Running live database migrations

We can change the structure of our production MySQL databases without downtime, in most cases even at rush hour.

  • Database migrations can happen during any deployment
  • Percona toolkit's pt-online-schema-change is used to run alters on a copy of the table, while keeping it in sync with the original, and to switch the copy with the original when the change is done

Operations

Server Provisioning

  • Chef is used to provision nearly every aspect of our infrastructure.
  • SRE team does pull requests for infrastructure changes just like Development teams do for code changes.
  • Jenkins is verifying all Chef pull requests, running cross dependency checks, foodcritic, etc.
  • Chef code changes are reviewed in GitHub by the team.
  • Developers can make infrastructure change pull requests to Chef repository.
  • When pull requests are merged, Jenkins uploads changed Chef cookbooks and applies them in production.
  • Plans to spawn DigitalOcean droplets to run Chef kitchen tests with Jenkins.
  • Jenkins itself is configured with Chef, not using the web UI.

Monitoring

  • Cacti graphs server side metrics
  • Nagios checks for everything that can be up or down
  • Nagios health checks for some of our apps and services
  • Statsd / Graphite for tracking app metrics, like member logins, signups, database object creation
  • Grafana used for nice dashboards
  • Grafana dashboards can be described and created dynamically using Chef

Chat Ops

  • Hubot sits in Slack.
  • Slack rooms are subscribed to various event notifications via hubot-pubsub.
  • #deploy room shows information about deployments, with links to GitHub diffs, Jenkins console outputs, etc.

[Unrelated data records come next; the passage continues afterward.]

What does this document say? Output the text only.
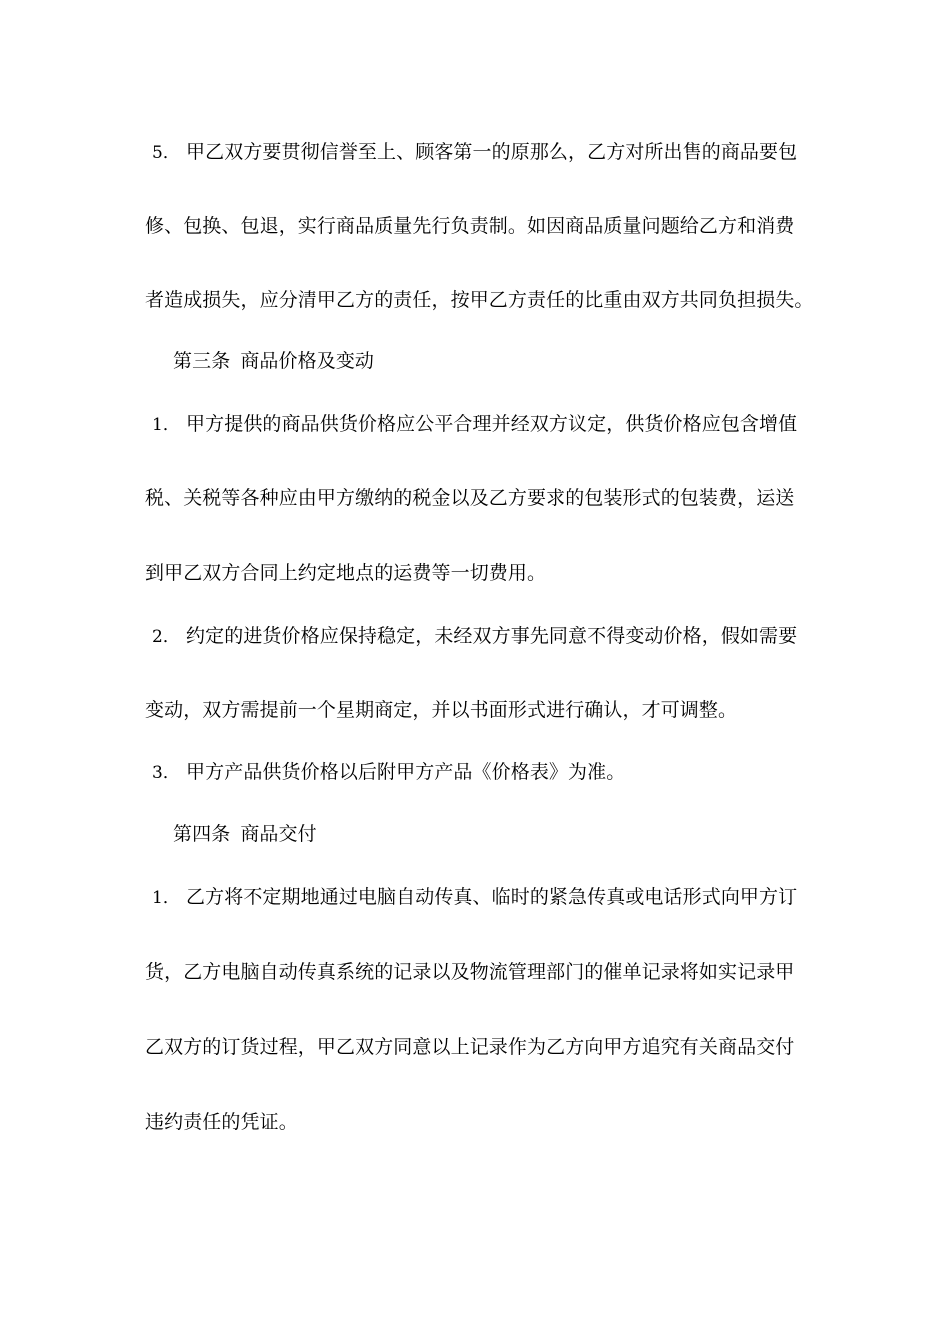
5． 甲乙双方要贯彻信誉至上、顾客第一的原那么，乙方对所出售的商品要包
修、包换、包退，实行商品质量先行负责制。如因商品质量问题给乙方和消费
者造成损失，应分清甲乙方的责任，按甲乙方责任的比重由双方共同负担损失。
第三条 商品价格及变动
1． 甲方提供的商品供货价格应公平合理并经双方议定，供货价格应包含增值
税、关税等各种应由甲方缴纳的税金以及乙方要求的包装形式的包装费，运送
到甲乙双方合同上约定地点的运费等一切费用。
2． 约定的进货价格应保持稳定，未经双方事先同意不得变动价格，假如需要
变动，双方需提前一个星期商定，并以书面形式进行确认，才可调整。
3． 甲方产品供货价格以后附甲方产品《价格表》为准。
第四条 商品交付
1． 乙方将不定期地通过电脑自动传真、临时的紧急传真或电话形式向甲方订
货，乙方电脑自动传真系统的记录以及物流管理部门的催单记录将如实记录甲
乙双方的订货过程，甲乙双方同意以上记录作为乙方向甲方追究有关商品交付
违约责任的凭证。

Right here deployments can be triggered, locked and unlocked with simple chat commands.
  • #deploy-fail room shows only deployment failures.
  • #failboat room shows announcements about error rates and individual errors in production.
  • There multiple #failboat-* rooms that give information about cron failures, stuck resque jobs, nagios warnings, newrelic alerts.
  • Twice a day Graylog errors are crunched and cross-checked with GitHub, reports are generated and presented to the development team.
  • If someone mentions you in GitHub, Hubot gives you a link to the issue in a private message on Slack.
  • When an issue or pull request is created in GitHub, teams that are mentioned receive pings in their appropriate Slack rooms.
  • Graphite graphs can be queried and displayed in Slack chat via Hubot.
  • You can ask Hubot questions about infrastructure, i.e. as about the machines where a certain service is deployed. Hubot queries the Chef server to get the data.
  • Developers use Hubot notifications for certain events that happen in our app. For example, customer the support chatroom is automatically notified about possible fraud cases.
  • Hubot is integrated with the office netatmo module and can tell everyone what CO2, noise, temperature and humidity levels are.

Data warehouse stack

  • We ingest data from two sources:
    • Website event tracking data: impressions, clicks etc.
    • Database (MySQL) changes.
  • Most event tracking data is published to an HTTP endpoint from JavaScript/Android/iOS front-end apps. Some events are published to a local UDP socket by our core Ruby on Rails application. We chose UDP in order to avoid blocking the request.
  • There's a service that listens on the UDP socket for new events, buffers them and periodically emits to a raw events' topic in Kafka.
  • A stream processing service consumes the raw events topic, validates the events, encodes them in Avro format and emits to event-specific topics.
  • We keep our Avro schemas of events in a separate centralized schema registry service.
  • Invalid events are placed into a separate Kafka topic for possible correction.
  • We use LinkedIn's Camus job to offload events from event-specific topics to HDFS incrementally. Time to Hadoop for an event is usually up to an hour.
  • Using Hive and Impala for ad-hoc queries and data analysis.
  • Working on Scalding-based solution for data processing.
  • Reports run from our in-house grown OLAP-like reporting system written in Ruby.

Lessons Learned

Product development

  • Invest in code quality.
  • Cover absolutely everything with tests.
  • Release small changes.
  • Use feature switches to deploy unfinished features to production.
  • Do not keep long running branches of code when developing something.
  • Invest in a fast release cycle.
  • Build the product mobile-first.
  • Design API very well from the very beginning, it is difficult to change it later.
  • Including sender hostname and app name in RabbitMQ messages can be a life saver.
  • Do not guess or make assumptions, do AB testing and check the data.
  • If you plan on using Redis for something big, think about sharding from very beginning.
  • Never use forked and slightly modified ruby gems if you are planning on keeping your Rails up to date.
  • Make sharing your content through social networks as easy as possible.
  • Search engine optimization is a full-time job.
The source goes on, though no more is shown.